Als orthodoxe Jüdin ging Miriam während des Krieges zu Tanzveranstaltungen, die von der jüdischen Gemeinde organisiert wurden, und traf einen Amerikaner, Al, der sich der kanadischen Armee angeschlossen hatte, weil er gegen die Nazis kämpfen wollte und wütend war, dass die USA neutral seien.

Sie heiratete im Januar 1946 Al, damals Pressefotograf, und sie lebten ein Jahr lang in Kilburn, Nord-London, bevor sie nach Amerika gingen, wo sie drei Kinder bekamen. Ende der 70er Jahre zogen sie mit zwei ihrer Kinder nach Israel, doch die Vergangenheit konnte Miriam noch einholen, bevor sie 2005 im Alter von 80 Jahren starb.

Geoffrey sagt: „Als sie Deutschland verließ, wurde Miriam ein ‚Fremdenpass‘ ausgestellt – ein ‚Ausländerpass‘. Es zeigt ihren zweiten Vornamen „Sara“ – eine weitere Demütigung, die jüdischen Frauen durch das NS-Regime auferlegt wurde: Alle jüdischen Frauen erhielten den zweiten Vornamen Sara und alle jüdischen Männer „Israel“.

„Miriam erinnerte sich an viel von dieser beängstigenden Reise quer durch Europa, nur wenige Stunden vor Ausbruch des Zweiten Weltkriegs, aber sie erinnerte sich nicht daran, jemals diesen Fremdenpass ausgestellt oder sogar fotografiert worden zu sein.

„Ein halbes Jahrhundert später, 1988, erhielt sie einen Brief in einem offiziell aussehenden Umschlag von der damaligen westdeutschen Regierung. Auf das, was darin lag, war sie nicht vorbereitet: ihren perfekt erhaltenen und wie neu ausgestellt aussehenden Fremdenpass, vollgestopft mit Adlern und Hakenkreuzen.

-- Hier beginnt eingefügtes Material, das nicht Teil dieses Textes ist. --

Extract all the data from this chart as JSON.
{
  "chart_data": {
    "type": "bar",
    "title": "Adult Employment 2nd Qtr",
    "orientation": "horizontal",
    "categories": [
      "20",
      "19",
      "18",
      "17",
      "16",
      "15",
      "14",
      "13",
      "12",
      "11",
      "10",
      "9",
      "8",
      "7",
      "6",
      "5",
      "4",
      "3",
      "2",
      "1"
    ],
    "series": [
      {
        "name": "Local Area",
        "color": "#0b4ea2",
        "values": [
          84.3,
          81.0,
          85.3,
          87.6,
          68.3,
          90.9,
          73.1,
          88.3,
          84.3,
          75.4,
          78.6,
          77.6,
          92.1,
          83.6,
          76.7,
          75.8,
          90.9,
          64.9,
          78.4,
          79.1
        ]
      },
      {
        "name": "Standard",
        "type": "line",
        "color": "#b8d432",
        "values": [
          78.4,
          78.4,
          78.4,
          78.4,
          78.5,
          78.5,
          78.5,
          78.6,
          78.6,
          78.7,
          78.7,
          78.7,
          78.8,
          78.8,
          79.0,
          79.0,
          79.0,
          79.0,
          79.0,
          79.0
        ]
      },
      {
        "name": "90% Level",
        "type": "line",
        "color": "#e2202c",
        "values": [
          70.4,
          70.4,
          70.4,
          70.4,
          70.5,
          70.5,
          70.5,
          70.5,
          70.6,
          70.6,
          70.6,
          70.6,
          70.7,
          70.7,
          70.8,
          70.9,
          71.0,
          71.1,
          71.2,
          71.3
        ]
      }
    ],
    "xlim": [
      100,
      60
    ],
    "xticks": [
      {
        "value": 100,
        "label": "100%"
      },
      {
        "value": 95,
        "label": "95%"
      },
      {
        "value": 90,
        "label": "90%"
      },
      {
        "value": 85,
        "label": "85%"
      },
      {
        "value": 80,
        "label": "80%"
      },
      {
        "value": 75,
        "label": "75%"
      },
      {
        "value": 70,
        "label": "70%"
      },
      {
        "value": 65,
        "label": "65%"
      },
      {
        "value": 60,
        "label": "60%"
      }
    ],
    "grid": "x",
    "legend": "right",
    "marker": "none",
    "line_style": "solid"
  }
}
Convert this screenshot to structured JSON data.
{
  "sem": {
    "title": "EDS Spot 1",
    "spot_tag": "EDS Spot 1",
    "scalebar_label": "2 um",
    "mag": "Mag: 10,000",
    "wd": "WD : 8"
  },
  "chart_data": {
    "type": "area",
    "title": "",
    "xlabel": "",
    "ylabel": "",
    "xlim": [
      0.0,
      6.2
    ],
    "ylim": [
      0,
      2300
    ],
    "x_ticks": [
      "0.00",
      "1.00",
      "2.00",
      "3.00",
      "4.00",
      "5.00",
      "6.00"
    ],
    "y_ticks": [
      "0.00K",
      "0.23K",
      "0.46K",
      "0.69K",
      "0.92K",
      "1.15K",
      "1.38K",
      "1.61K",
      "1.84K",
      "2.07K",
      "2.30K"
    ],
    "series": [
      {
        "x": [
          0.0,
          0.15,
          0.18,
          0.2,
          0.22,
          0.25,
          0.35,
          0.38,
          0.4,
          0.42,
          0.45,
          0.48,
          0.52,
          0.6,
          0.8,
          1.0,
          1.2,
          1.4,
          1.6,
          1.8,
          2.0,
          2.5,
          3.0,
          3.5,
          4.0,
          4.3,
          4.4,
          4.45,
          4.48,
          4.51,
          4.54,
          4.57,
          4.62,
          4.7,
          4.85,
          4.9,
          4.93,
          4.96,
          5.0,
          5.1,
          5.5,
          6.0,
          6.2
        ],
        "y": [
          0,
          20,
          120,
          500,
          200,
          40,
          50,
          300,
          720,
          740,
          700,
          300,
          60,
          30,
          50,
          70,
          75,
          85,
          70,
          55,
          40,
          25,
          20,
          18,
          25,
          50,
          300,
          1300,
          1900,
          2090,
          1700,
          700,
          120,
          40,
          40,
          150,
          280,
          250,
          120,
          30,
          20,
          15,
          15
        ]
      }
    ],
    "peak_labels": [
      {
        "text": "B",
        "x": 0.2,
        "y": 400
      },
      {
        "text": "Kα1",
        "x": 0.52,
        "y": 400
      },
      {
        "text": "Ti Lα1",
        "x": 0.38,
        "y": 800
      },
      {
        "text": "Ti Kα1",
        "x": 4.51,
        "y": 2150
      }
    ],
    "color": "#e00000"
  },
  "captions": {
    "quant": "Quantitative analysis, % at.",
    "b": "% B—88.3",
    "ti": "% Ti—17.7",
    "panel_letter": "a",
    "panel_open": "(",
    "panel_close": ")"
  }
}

„Die Deutschen hatten es in ihren Archiven gefunden und wollten es ihr zurückgeben. Die Konfrontation mit diesem Foto brachte sie zurück in diese Zeit des Verlustes. Auf Seite acht des Dokuments ist unter den Worten „Heute Land in Harwich gewährt …“ der Stempel des Einwanderungsbeamten von Harwich zu sehen.

„Wie also gelangte ein Dokument, das an dem Tag, an dem Deutschland in Polen einmarschierte, von britischen Beamten in Harwich abgestempelt wurde, nach Deutschland zurück, wo es anscheinend 50 Jahre lang aufbewahrt wurde? Man hat den Eindruck, dass britische Beamte diese Dokumente an Nazi-Beamte zurückgaben, die an Bord des Schiffes geblieben waren.'

GEOFFREY sagt: „Als die Deutschen westeuropäische Länder besetzten, hatten sie das Gefühl, sie müssten vorsichtig vorgehen, bevor sie von ihren kollaborierenden Regierungen verlangen, dass sie zustimmen, dass jüdische Bürger von ihren Arbeitsplätzen und Häusern gerissen und in Lager im Osten geschickt werden.

„Ihre Methode bestand darin, sie zunächst aufzufordern, ausländische Juden auszuliefern, um sie daran zu gewöhnen, Blut an ihren Händen zu haben, bevor sie sie aufforderten, ihre eigenen Juden auszuliefern. Was mit Miriams „Alien“-Pass passiert ist, macht es leicht, sich vorzustellen, was passiert wäre, wenn die Deutschen 1940 Großbritannien erobert hätten: Eine von der British Union geführte Regierung unter Mosley musste 10.000 jüdische Kinder ausliefern.

„Kann irgendjemand ernsthaft bezweifeln, dass er, nachdem er Mosleys Reden vor dem Krieg gelesen hat, sie aufgegeben hätte? Welch ein Glück, dass wir in Winston Churchill einen Anführer hatten, der uns Blut, Tränen, Mühe und Schweiß gekostet hat, aber uns und diese Kindertransport-Kinder vor einem solchen Albtraum bewahrt hat.“

Geoffrey Charins Roman „Without Let Or Hindrance“ wird von The Book Guild zum Preis von 9,99 £ herausgegeben und ist dort und über Waterstones erhältlich.